Melencio-Herrera, J., is on leave.

# Footnotes
1 Sec. 40 of said PD 807 (sub-head, Summary Proceedings) provides that "No formal
investigation is necessary, and the respondent may be immediately removed or
dismissed if any of the following circumstances is present: (a) When te charge is
serious and the evidence of guilt is stron; (b) When the respondent is a recidivist or has
been repeatedly charged and there is reasonable ground to believe that he is guilty of
the present charge; (c) When the respondent is notoriously undesirable. ...." (Emphasis
supplied.) However, said Section 40 has since been repealed by R.A. No. 6654,
approved on May 20, 1988 and published in the Official Gazette on May 30, 1988
(Abalos v. Civil Service Commission, et al., G.R. No. 95861, April 19, 1991)
2 Emphasis supplied.
3 Emphasis supplied.
4 SECS. 1, (1), 3, ART. IX-B, 1987 Constitution.
5 Secs. 1, 6, 7, ART, IX-A, 1987 Constitution; SEE Secs. 659-661, Revised
Administrative Code and CA 598 (repealed by RA 2260, which act in turne repealed by
PD 807.
6 SEC. 9(j), PD 807; SEE Sec. 16 (f), (g), (i) and (j); and SECS. 32 and 33 of RA 2260.
7 SEC. 7, ART. IX Constitution.
8 SEC. 6, ART. IX, Constitution; SEE Sec. 9 (b), PD 807.
9 "An Act Establishing a Code of Conduct and Ethical Standards for Public Officials
and Employees, ...," requiring inter alia that public officials and employees shall
simplify and systematize policy, rules and procedures and avoid red tape to better
serve the public.
10 SEC. 3, Rule X (Decision) under the sub-head, "A. Rules on Administrative
Disciplinary Cases"
11 As regards "protest cases," the Rules similarly provide that decisions therein of the
Commission "shall be executory, unless a motion for reconsideration is seasonably
filed, in which case the execution of the decision shall be held in abeyance" (Sec. 1,
Rule VIII ["Execution of Decision"] under the sub-head, "B. Rules on Protest Cases."
12 SEC. 28, under the sub-head, "D. Procedure in Administrative Proceedings," Rule
XVIII ("Discipline")
13 Sec. 10 (a) (3)
14 In "administrative disciplinary cases involving the imposition of a penalty of
suspension for more than thirty days, or fine in an amount exceeding thirty days'
salary, demotion in rank or salary, or transfer, removal or dismissal from office"
15 37 SCRA 523, citing SEC. 35, Civil Service of Act of 1959; Yarcia v.

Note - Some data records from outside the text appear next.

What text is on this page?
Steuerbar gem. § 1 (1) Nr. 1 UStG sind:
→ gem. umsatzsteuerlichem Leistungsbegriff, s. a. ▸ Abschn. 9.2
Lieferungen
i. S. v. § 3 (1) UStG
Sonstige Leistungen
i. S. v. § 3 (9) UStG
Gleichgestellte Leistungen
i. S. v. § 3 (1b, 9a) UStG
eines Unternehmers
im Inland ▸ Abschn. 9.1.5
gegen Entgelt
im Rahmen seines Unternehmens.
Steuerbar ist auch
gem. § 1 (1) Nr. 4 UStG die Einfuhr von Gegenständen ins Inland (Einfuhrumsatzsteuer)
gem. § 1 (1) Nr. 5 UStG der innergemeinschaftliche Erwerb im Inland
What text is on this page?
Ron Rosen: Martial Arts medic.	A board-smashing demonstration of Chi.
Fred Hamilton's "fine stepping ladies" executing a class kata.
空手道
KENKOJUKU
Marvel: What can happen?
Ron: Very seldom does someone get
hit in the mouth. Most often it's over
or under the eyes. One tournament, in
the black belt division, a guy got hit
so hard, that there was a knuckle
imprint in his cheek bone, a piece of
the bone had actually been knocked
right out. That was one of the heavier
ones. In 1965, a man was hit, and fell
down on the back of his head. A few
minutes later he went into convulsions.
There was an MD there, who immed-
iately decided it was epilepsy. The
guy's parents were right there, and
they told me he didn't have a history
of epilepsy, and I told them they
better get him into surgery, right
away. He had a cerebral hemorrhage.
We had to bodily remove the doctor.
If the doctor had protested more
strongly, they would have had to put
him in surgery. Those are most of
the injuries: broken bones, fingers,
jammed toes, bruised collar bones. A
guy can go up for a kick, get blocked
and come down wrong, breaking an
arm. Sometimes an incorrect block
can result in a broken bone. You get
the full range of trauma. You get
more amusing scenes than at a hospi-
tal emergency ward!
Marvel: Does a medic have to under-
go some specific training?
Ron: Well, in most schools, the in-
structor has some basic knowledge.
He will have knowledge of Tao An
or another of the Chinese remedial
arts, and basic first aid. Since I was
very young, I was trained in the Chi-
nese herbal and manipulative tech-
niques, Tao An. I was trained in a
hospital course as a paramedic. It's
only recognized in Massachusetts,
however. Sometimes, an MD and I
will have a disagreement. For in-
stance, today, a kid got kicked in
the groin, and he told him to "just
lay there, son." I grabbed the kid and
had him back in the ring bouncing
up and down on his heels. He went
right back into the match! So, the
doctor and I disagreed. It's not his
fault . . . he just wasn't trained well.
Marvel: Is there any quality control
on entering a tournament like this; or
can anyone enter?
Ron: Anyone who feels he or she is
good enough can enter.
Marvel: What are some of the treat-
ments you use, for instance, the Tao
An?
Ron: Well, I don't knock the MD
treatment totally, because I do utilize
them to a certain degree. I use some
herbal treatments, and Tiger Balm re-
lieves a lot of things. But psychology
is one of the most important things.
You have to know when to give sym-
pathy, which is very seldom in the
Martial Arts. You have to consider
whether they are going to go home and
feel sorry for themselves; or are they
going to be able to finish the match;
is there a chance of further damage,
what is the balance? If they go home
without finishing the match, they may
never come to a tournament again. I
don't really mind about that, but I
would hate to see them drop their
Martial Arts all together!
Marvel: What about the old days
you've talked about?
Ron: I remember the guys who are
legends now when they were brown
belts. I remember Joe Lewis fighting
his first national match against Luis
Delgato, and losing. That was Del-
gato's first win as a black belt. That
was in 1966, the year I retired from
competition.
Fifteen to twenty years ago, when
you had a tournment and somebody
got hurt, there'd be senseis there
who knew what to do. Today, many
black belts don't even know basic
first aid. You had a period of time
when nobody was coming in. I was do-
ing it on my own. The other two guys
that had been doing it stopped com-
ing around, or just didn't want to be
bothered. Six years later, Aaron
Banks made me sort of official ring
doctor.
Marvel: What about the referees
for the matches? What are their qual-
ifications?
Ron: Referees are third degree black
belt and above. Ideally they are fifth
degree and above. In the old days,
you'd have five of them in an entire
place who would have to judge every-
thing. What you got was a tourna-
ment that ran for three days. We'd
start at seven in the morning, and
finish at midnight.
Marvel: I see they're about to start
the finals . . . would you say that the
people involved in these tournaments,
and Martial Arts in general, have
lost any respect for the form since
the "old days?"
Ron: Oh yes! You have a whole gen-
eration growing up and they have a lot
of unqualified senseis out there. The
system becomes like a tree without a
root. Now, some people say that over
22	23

City of Baguio,
33 SCRA 419; Trocio v. Subido, 20 SCRA 354; Cabigao v. del Rosario, 6 SCRA 578
(1962); Austria v. Auditor General, 19 SCRA 79, 83-84; Gonzales v. Hernandez, 2
SCRA 228, 233-234).
16 Rollo, p. 7; p. 40; p. 8 of petitioner's "Reply to Comment" dated May, 29, 1991.
17 Id., p. 7; pp. 39-40; 7-8, Id.
18 128 SCRA 297, citing Octot v. Ibanez, et al., 111 SCRA 79 and San Miguel
Corporation v. Secretary of Labor, 64 SCRA 56.
19 SEE footnotes 2 and 3 and related text, supra.
20 ART. 89 (No. 1), Revised Penal Code.